A new branch-and-cut approach for the generalized regenerator location problem

• Published in: Annals of operations research Vol. 295; no. 1; pp. 229 - 255
• Main Authors: Li, Xiangyong, Aneja, Y. P.
• Format: Journal Article
• Language: English
• Published: New York Springer US 01.12.2020; Springer; Springer Nature B.V
• Subjects: Branch and bound algorithms; Business and Management; Combinatorics; Equipment and supplies; Fiber optic networks; Heuristic; Inequality; Innovations; Location; Management; Nodes; Operations research; Operations Research/Decision Theory; Optical communication; Optical properties; Original Research; Regenerators; Repeaters (Electronics); Site selection; Technology application; Theory of Computation; China; Regenerator placement; Optical network design; Facets; Branch and cut; Location
• ISSN: 0254-5330; 1572-9338
• DOI: 10.1007/s10479-020-03721-6

In optical networks, a signal can only travel a maximum distance (called optical reach) before its quality deteriorates, needing regenerations by installing regenerators at network nodes.
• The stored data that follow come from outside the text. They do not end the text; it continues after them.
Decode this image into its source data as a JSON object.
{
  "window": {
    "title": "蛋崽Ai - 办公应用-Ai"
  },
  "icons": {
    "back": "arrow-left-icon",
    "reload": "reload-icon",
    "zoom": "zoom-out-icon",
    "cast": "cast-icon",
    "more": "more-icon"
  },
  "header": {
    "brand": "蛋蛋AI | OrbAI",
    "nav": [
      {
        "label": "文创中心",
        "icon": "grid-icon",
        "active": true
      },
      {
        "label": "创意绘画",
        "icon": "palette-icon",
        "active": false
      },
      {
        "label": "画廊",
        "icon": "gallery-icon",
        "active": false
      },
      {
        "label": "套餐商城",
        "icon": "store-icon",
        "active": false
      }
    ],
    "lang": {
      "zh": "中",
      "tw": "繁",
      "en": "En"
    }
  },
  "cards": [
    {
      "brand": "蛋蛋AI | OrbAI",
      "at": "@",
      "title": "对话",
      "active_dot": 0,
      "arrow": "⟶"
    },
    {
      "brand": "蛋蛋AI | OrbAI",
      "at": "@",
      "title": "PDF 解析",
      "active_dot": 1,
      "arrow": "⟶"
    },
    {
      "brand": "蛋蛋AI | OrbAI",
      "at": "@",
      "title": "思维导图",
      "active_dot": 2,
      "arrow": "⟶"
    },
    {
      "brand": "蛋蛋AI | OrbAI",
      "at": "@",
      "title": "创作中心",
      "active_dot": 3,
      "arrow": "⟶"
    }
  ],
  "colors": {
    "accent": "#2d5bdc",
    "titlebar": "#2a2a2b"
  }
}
Such an optical reach is an important property of a transmission system, which is a necessary ingredient for enabling optical bypass and thus significantly affects optical network design. In this paper, we study the generalized regenerator location problem (GRLP) where we are given a set S of candidate locations for regenerator placement and a set T of network nodes required to communicate with each other. The GRLP is to find a minimal number of network nodes for regenerator placement, such that for each node pair in T, there exists a path of which no subpath without internal regenerators has a length greater than the given optical reach. Starting with an existing set covering formulation of the problem, we first study the facial structure of the associated polytope. Making use of these polyhedral results, we then present a new branch-and-cut solution approach to solve the GRLP to optimality. With benchmark instances and newly generated instances, we finally evaluate our approach and compare it with an existing method. Computational results demonstrate efficacy of our approach.